Questi due disturbi sono i più comuni disturbi psichiatrici in età avanzata e statisticamente si presentano spesso insieme, soprattutto nelle persone >80 anni. Una diagnosi accurata è quindi importante, poiché la prognosi, il trattamento e l’assistenza sono diversi. Dal punto di vista clinico, si possono certamente distinguere i due quadri clinici, che sono illustrati in forma semplificata nella tabella 2.
Suicidi in età avanzata
Secondo il dottor Studer, l’80% delle persone anziane che si suicidano soffrono di depressione. I pensieri suicidi sono più pericolosi per la vita delle persone anziane (mnemonico: “Le donne giovani tentano il suicidio, gli uomini anziani si uccidono”). C’è un alto rischio di recidiva anche se il suicidio fallisce.
Tuttavia, è fondamentale che le possibilità di cura e di miglioramento con la terapia siano altrettanto buone che con i ragazzi. Una combinazione di farmaci, psicoterapia e socioterapia ha senso. I diversi antidepressivi sono riassunti nella Tabella 3.

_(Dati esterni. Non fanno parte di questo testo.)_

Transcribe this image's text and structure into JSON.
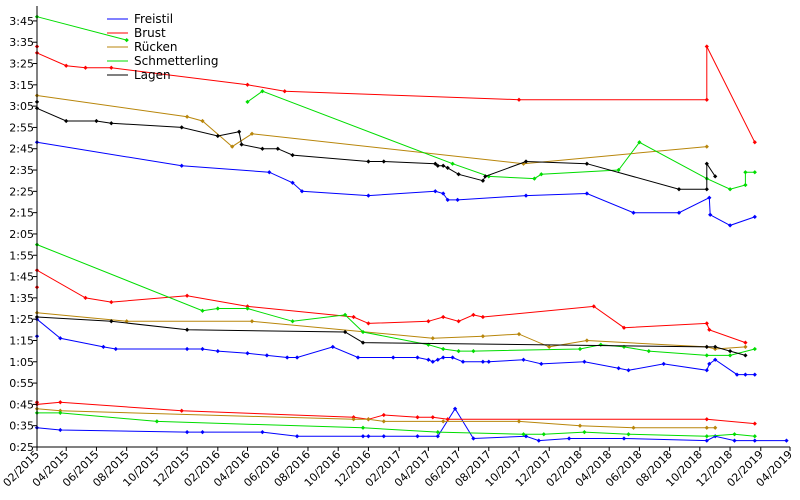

Secondo il dottor Studer, il principio di base per la farmacoterapia della depressione in età avanzata è:
- I migliori antidepressivi sono quelli con il minor numero di effetti collaterali.
- Aumento graduale del dosaggio
- Di solito si abbassa la dose target (>80 anni da un terzo a metà), ma si aumenta fino alla dose massima raccomandata, se necessario.
- Non cambi bruscamente la dose, ma si riduca al minimo (SSRI!).
- Nessun antidepressivo triciclico (TCA, AD di prima generazione) in pazienti multimorbidi e dementi
- Non ci sono preparazioni combinate di psicofarmaci (ad esempio, Deanxit).
- Niente erba di San Giovanni con la polimedicazione (ha un effetto sull’anticoagulazione, che può causare problemi con la polimedicazione).
- Scelga un antidepressivo sedativo-ansiolitico per i disturbi del sonno e l’ansia.
- Se la risposta è assente o insufficiente entro sei-otto settimane, si consiglia di rivolgersi a uno psichiatra geriatrico.
Fonte: Aggiornamento della FOMF sulla medicina interna generale, 7 maggio 2014, Zurigo.